Les mystères du christianisme sont un tout indivisible. En aborder un seul c’est les aborder tous. Ainsi, le chemin de Bethléem nous entraîne-t-il irrésistiblement vers le Calvaire, de la Crèche à la Croix.

Quand la Très Sainte Vierge porta l’Enfant au Temple, il lui fut prédit qu’une épée transpercerait son âme, que son fils était donné pour la chute et la résurrection d’un grand nombre, et comme un signe de contradiction ! Annonce de la souffrance, du combat entre la lumière et les ténèbres qui déjà s’était manifesté à la Crèche.

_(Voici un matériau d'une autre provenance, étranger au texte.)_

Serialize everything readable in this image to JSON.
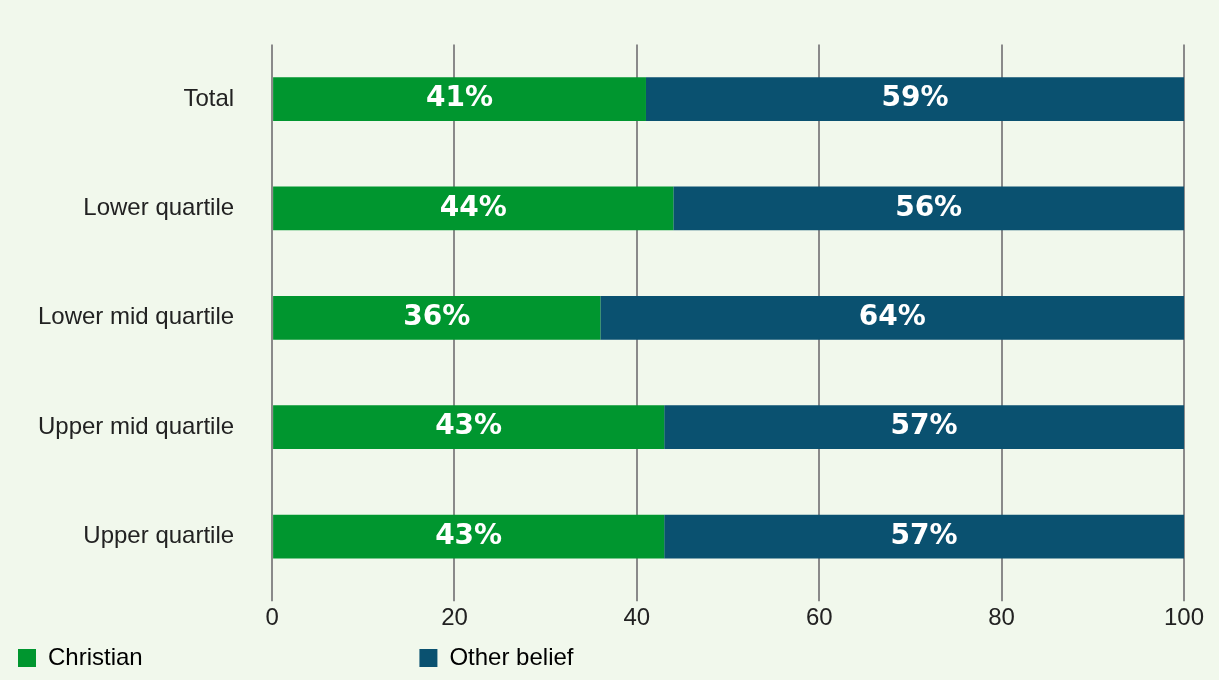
{
  "chart_data": {
    "type": "bar",
    "orientation": "horizontal",
    "stacked": true,
    "categories": [
      "Total",
      "Lower quartile",
      "Lower mid quartile",
      "Upper mid quartile",
      "Upper quartile"
    ],
    "series": [
      {
        "name": "Christian",
        "color": "#00962f",
        "values": [
          41,
          44,
          36,
          43,
          43
        ],
        "value_labels": [
          "41%",
          "44%",
          "36%",
          "43%",
          "43%"
        ]
      },
      {
        "name": "Other belief",
        "color": "#0a5170",
        "values": [
          59,
          56,
          64,
          57,
          57
        ],
        "value_labels": [
          "59%",
          "56%",
          "64%",
          "57%",
          "57%"
        ]
      }
    ],
    "xlim": [
      0,
      100
    ],
    "xticks": [
      0,
      20,
      40,
      60,
      80,
      100
    ],
    "grid": "x",
    "legend": "bottom"
  }
}
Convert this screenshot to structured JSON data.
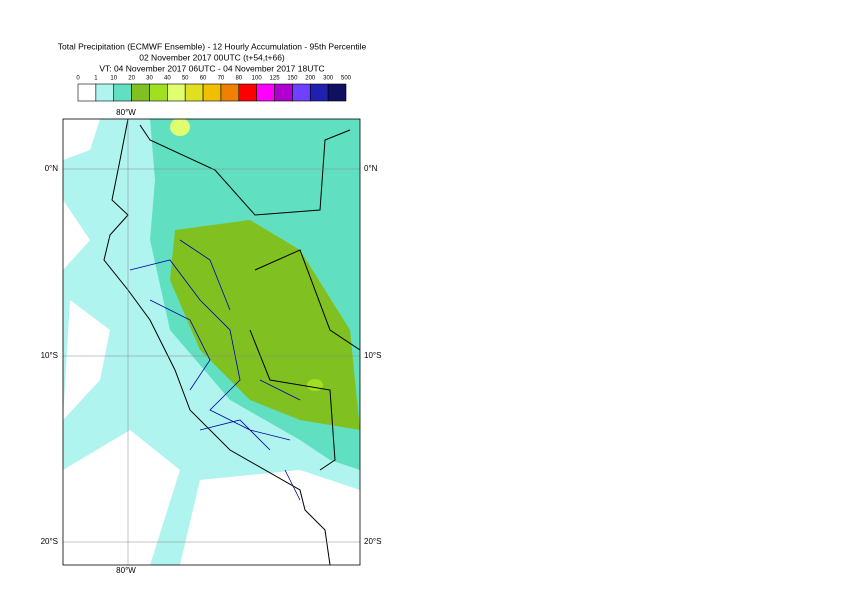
{
  "header": {
    "title": "Total Precipitation (ECMWF Ensemble) - 12 Hourly Accumulation - 95th Percentile",
    "run": "02 November 2017 00UTC (t+54,t+66)",
    "valid": "VT: 04 November 2017 06UTC - 04 November 2017 18UTC"
  },
  "legend": {
    "levels": [
      "0",
      "1",
      "10",
      "20",
      "30",
      "40",
      "50",
      "60",
      "70",
      "80",
      "100",
      "125",
      "150",
      "200",
      "300",
      "500"
    ],
    "colors": [
      "#ffffff",
      "#b0f4f0",
      "#60e0c0",
      "#80c020",
      "#a0e020",
      "#e0ff70",
      "#e0e020",
      "#f0c000",
      "#f08000",
      "#ff0000",
      "#ff00ff",
      "#b000d0",
      "#7040ff",
      "#2020b0",
      "#101060"
    ]
  },
  "axes": {
    "top": "80°W",
    "bottom": "80°W",
    "left": [
      "0°N",
      "10°S",
      "20°S"
    ],
    "right": [
      "0°N",
      "10°S",
      "20°S"
    ]
  }
}
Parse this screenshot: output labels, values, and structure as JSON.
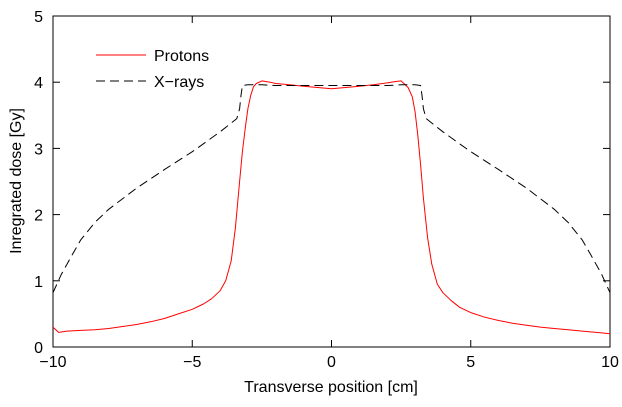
{
  "chart_data": {
    "type": "line",
    "title": "",
    "xlabel": "Transverse position [cm]",
    "ylabel": "Inregrated dose [Gy]",
    "xlim": [
      -10,
      10
    ],
    "ylim": [
      0,
      5
    ],
    "xticks": [
      -10,
      -5,
      0,
      5,
      10
    ],
    "yticks": [
      0,
      1,
      2,
      3,
      4,
      5
    ],
    "xtick_labels": [
      "−10",
      "−5",
      "0",
      "5",
      "10"
    ],
    "ytick_labels": [
      "0",
      "1",
      "2",
      "3",
      "4",
      "5"
    ],
    "grid": false,
    "legend_position": "top-left",
    "series": [
      {
        "name": "Protons",
        "color": "#ff0000",
        "dash": "solid",
        "x": [
          -10,
          -9.8,
          -9.5,
          -9,
          -8.5,
          -8,
          -7.5,
          -7,
          -6.5,
          -6,
          -5.5,
          -5,
          -4.6,
          -4.3,
          -4,
          -3.8,
          -3.6,
          -3.45,
          -3.3,
          -3.2,
          -3.1,
          -3.0,
          -2.9,
          -2.8,
          -2.7,
          -2.5,
          -2.2,
          -2,
          -1.5,
          -1,
          -0.5,
          0,
          0.5,
          1,
          1.5,
          2,
          2.3,
          2.5,
          2.6,
          2.75,
          2.9,
          3.0,
          3.1,
          3.2,
          3.3,
          3.45,
          3.6,
          3.8,
          4,
          4.3,
          4.6,
          5,
          5.5,
          6,
          6.5,
          7,
          7.5,
          8,
          8.5,
          9,
          9.5,
          9.8,
          10
        ],
        "y": [
          0.3,
          0.22,
          0.24,
          0.25,
          0.26,
          0.28,
          0.31,
          0.34,
          0.38,
          0.43,
          0.5,
          0.57,
          0.65,
          0.73,
          0.85,
          1.0,
          1.3,
          1.8,
          2.5,
          2.95,
          3.3,
          3.6,
          3.8,
          3.93,
          3.98,
          4.02,
          4.0,
          3.98,
          3.96,
          3.94,
          3.92,
          3.9,
          3.92,
          3.94,
          3.96,
          3.99,
          4.01,
          4.02,
          3.98,
          3.92,
          3.78,
          3.55,
          3.2,
          2.75,
          2.25,
          1.65,
          1.25,
          0.95,
          0.82,
          0.7,
          0.6,
          0.52,
          0.45,
          0.4,
          0.36,
          0.33,
          0.3,
          0.28,
          0.26,
          0.24,
          0.22,
          0.21,
          0.2
        ]
      },
      {
        "name": "X−rays",
        "color": "#000000",
        "dash": "dashed",
        "x": [
          -10,
          -9.7,
          -9.3,
          -9,
          -8.5,
          -8,
          -7,
          -6,
          -5,
          -4.5,
          -4,
          -3.7,
          -3.4,
          -3.3,
          -3.25,
          -3.2,
          -3,
          -2.5,
          -2,
          -1,
          0,
          1,
          2,
          2.5,
          3,
          3.2,
          3.25,
          3.3,
          3.4,
          3.7,
          4,
          4.5,
          5,
          6,
          7,
          8,
          8.5,
          9,
          9.3,
          9.7,
          10
        ],
        "y": [
          0.82,
          1.1,
          1.4,
          1.62,
          1.88,
          2.08,
          2.4,
          2.68,
          2.95,
          3.1,
          3.25,
          3.35,
          3.45,
          3.6,
          3.8,
          3.95,
          3.96,
          3.96,
          3.95,
          3.95,
          3.95,
          3.95,
          3.95,
          3.96,
          3.96,
          3.95,
          3.8,
          3.6,
          3.45,
          3.35,
          3.25,
          3.1,
          2.95,
          2.68,
          2.4,
          2.08,
          1.88,
          1.62,
          1.4,
          1.1,
          0.82
        ]
      }
    ]
  }
}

Il arrive, en certaines années, que la Chandeleur, fête du cycle de l’Incarnation, et la Septuagésime, prélude de la Passion, tombent presque en même temps. Dans la nuit du péché rayonne l’étoile de Bethléem. Sur l’éclat de la lumière qui émane de la Crèche, tombe l’ombre de la Croix. La lumière s’éteint dans les ténèbres du vendredi saint, mais pour surgir plus rayonnante encore, soleil de miséricorde, à l’aube du troisième jour.

La voie du Fils de Dieu fait Homme, par Gethsemani et le Golgotha, conduit au triomphe de Pâques.

Avec le Fils de Homme, à travers la souffrance et la mort, notre cheminement, celui de toute l’humanité, aboutit aussi à la gloire de la Résurrection.